Coming of Age, Dulwich Picture Gallery London
The American Scene, British Museum London

Refugees from Nazism forged American modernism. But many artists were soon on the move again

I would normally avoid singling out any work as the most important in a show, though there is no way of doing so with Josef Albers' Bent Back (A) and Dulwich Picture Gallery's Coming of Age: American Art 1850s to 1950s. Albers' abstract, of 1940, looks like an open door, and so it is. Step through it, and you're in the last room and decade of this silly exhibition – the moment when American art finally gets around to doing what the show's title has promised it will.

With Albers, a refugee from the Bauhaus, New York suddenly takes off as the epicentre of Western art, a place of hard edges and hard thinking. Walk through the decades and rooms before Bent Back (A), though, and you find yourself wondering what would have happened if German artists hadn't had to flee Hitler; whether America's art, like her rocket programme, doesn't owe Nazism a debt of gratitude.

This is not the view taken by Coming of Age, which sees the greatness of American art after 1940 as essentially home-grown. According to the show's catalogue, the art of the USA "evolved ... over the course of 100 years, from the provincial to the international"; an idea which, if you will excuse my French, is bollocks.

There is no linear progression in this show towards the sudden burst of genius embodied in Abstract Expressionism and catalogued by Clement Greenberg; rather the opposite, in fact. For all that the 1913 Armory show hit astonished New Yorkers with the European distortions of Cubism and Fauvism, American art for the most part remained doggedly parochial and backward-looking.
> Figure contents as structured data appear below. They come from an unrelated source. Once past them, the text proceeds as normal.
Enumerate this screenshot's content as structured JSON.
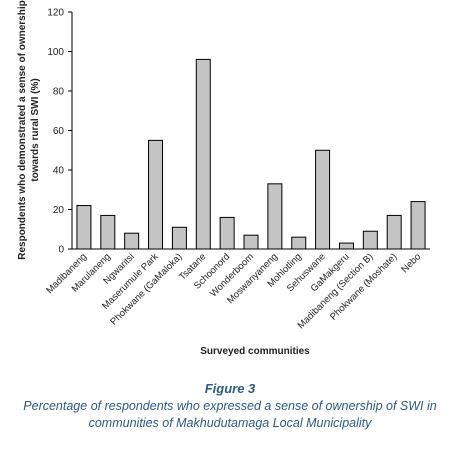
{
  "chart_data": {
    "type": "bar",
    "title": "",
    "xlabel": "Surveyed communities",
    "ylabel": [
      "Respondents who demonstrated a sense of ownership",
      "towards rural SWI (%)"
    ],
    "ylim": [
      0,
      120
    ],
    "yticks": [
      "0",
      "20",
      "40",
      "60",
      "80",
      "100",
      "120"
    ],
    "categories": [
      "Madibaneng",
      "Marulaneng",
      "Ngwaritsi",
      "Maserumule Park",
      "Phokwane (GaMaloka)",
      "Tsatane",
      "Schoonord",
      "Wonderboom",
      "Moswanyaneng",
      "Mohlotling",
      "Sehuswane",
      "GaMakgeru",
      "Madibaneng (Section B)",
      "Phokwane (Moshate)",
      "Nebo"
    ],
    "values": [
      22,
      17,
      8,
      55,
      11,
      96,
      16,
      7,
      33,
      6,
      50,
      3,
      9,
      17,
      24
    ],
    "bar_color": "#c4c4c4",
    "grid": false
  },
  "caption": {
    "label": "Figure 3",
    "line1": "Percentage of respondents who expressed a sense of ownership of SWI in",
    "line2": "communities of Makhudutamaga Local Municipality"
  }
}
To be sure, there are flashes of genius in the general dullness that marks the first five-sixths of this show; Whistler's Old Battersea Bridge of around 1860 and Man Ray's Ridgefield (1913) lodge in the mind as examples. But Man Ray had clearly been looking at Kandinsky rather than at Winslow Homer when he painted his picture, and both he and Whistler fled to Paris as soon as they could.

So why make American art out to be something that it wasn't? I can only assume that the curators of this sad little show wanted to flatter its lenders, the Addison Gallery in Massachusetts. If so, they have failed badly. Any attempt to sum up a century of national art-making in half a dozen cramped rooms and 70 necessarily small-scale pieces was bound to end up looking jejune, and Coming of Age does just that. Much of the most interesting American work pre-1940 was presumably either missing from the Addison's collection or simply too big to be shown. Thus, for example, there is nothing by Thomas Hart Benton here, although Benton's Regionalist murals are hugely important and one of his students was Jackson Pollock. Although the comparison is unfair, I couldn't help thinking of last year's magnificent Art in America show at the Bilbao Guggenheim, an exhibition whose vast numbers and spaces (and vastly intelligent curating) did its subject justice. Coming of Age moves on to the Peggy Guggenheim Collection in Venice after Dulwich. What the notoriously fussy Italians will make of it can only be imagined.

By contrast, the British Museum's The American Scene: Prints from Hopper to Pollock, uses twice as many works as the Dulwich show to look at a moment in US art that is half as long and involves a single medium. The American print really came into its own in the years around the Great War, its rapidity, expressionist contrasts and demotic prices chiming with the era's new fondness for the Common Man. Prints being self-effacing things, many of the works in this show are hardly known outside of the US. Yet The American Scene reveals print-making as a laboratory for home-grown experiment on a scale that can not fail to amaze.

"Realism" is an easy word to bandy about, as the Dulwich show proves. It was on paper rather than on canvas that American Realism really found its voice, though, with artists like George Bellows and Louis Lozowick evoking a world that was genuinely, if bleakly, modern. Lozowick's dark celebration of the city takes on the other big challenger for supremacy in American image-making: not Europe, but the cinema. And Bellows's lithographs of boxing bouts and executions may have their origins in Goya, but they lead, inexorably, to Andy Warhol's "Electric Chair" paintings of the 1960s. You can find out far more about American modernism in this focused show than from all the hyperbole of Dulwich, and save yourself £9 into the bargain.